As a diabetes caregiver, you are in a position to provide support that may help the person you are caring for manage of their diabetes and reduce their risk for diabetes-related complications. The support you provide may only be verbal or emotional, or you may be helping someone manage their diabetes 24 hours a day.
Whatever level of support you are providing, it is important to first learn as much as you can about diabetes. See our Learning About Diabetes section of this website to get started.
It is also important to communicate with the person you are caring for in order to determine what they need from you as a caregiver. Part of this communication will also involve listening to their complaints, fears, successes, and anything else they might want to talk to you about. Finally, use your position as caregiver to be a model for a healthy lifestyle, such as by making a healthy diet and fitness a part of your life, as this will help the person with diabetes develop similar habits that are important for their health and diabetes management.
Blood sugar testing
The goal for people with diabetes is to maintain recommended blood sugar (glucose) levels. Knowing whether levels are in the target range is determined by daily blood sugar monitoring. If your responsibilities as caregiver include day-to-day care you will likely be involved with this testing, either with the testing procedure or by providing emotional support. It is very important that the blood sugar levels be recorded in a log book or notebook so the person's healthcare team can monitor these recorded levels. Learn more about the goals of blood sugar testing so you will know if your loved one is on target.
Severe low blood sugar (hypoglycemia) can result in very serious conditions such as coma or death. As a caregiver, you should be aware of the signs and symptoms and how to treat low blood sugar events. Learn more about identifying, treating, and preventing low blood sugar.
Talking to the healthcare provider
Depending on your role and involvement as a diabetes caregiver, you may be accompanying the person you are caring for when they visit their healthcare provider. Having a good relationship with the person's healthcare provider is valuable and can be of particular value in times of emergency. Knowing the doctor's approach to treating your loved one's diabetes can make you more informed and more effective as a caregiver.
It is important to be prepared for visits with the healthcare provider. Make sure to take blood sugar log books and a list of any questions you or the patient may have. Having a list of questions is important to help make sure the conversation with the healthcare provider is productive and informative.
Food and nutrition
If you are living with a person with diabetes, an important part of your role will be helping the person manage their diet in order to keep blood sugar levels as close to the normal range as possible. Dietary management for a person with diabetes involves keeping healthy, appropriate foods stocked and providing assistance with meal planning. These healthy foods will contribute to better blood sugar management and reduce the risk for complications.

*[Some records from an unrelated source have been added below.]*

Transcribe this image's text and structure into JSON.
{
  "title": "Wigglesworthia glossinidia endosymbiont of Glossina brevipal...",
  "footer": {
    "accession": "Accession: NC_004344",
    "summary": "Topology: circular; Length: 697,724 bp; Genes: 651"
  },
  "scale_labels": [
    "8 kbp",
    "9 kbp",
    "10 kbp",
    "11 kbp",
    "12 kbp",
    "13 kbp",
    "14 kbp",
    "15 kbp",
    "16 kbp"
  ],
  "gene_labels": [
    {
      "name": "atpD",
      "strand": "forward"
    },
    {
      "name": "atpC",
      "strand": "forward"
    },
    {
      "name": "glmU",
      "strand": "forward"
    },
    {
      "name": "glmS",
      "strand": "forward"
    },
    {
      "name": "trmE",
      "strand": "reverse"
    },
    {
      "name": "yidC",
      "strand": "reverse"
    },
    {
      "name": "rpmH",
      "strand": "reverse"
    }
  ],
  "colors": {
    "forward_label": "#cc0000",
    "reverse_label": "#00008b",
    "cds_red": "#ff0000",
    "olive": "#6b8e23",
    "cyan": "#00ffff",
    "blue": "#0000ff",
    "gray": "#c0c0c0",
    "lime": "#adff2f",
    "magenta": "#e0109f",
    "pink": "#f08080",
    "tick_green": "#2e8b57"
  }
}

The good news is, the foods and diet that are good for someone with diabetes are the same foods and diet that someone who doesn't have diabetes should be eating for optimal health. Everyone in the household can benefit from eating a healthier diet, and the person with diabetes won't feel like there are areas of the pantry or refrigerator that are "off-limits" to them.
Care for the caregiver
While you are busy caring for someone with diabetes, you might forget to take care of yourself. It is important to make sure you stay healthy so you can continue to provide the care this person needs.
You may find that friends or a support group can provide you with the support you need when you are feeling down or overwhelmed by your role as caregiver. Practicing good time management can also help keep you from feeling overwhelmed and help you feel more in control of your own life. Finally, it is important that you take time to relax and even take a vacation if you can.
Your role as a caregiver is important as you are helping someone with diabetes maintain a healthy lifestyle and manage their diabetes. Remember, however, that your health is also important. Make sure you take time to care for you.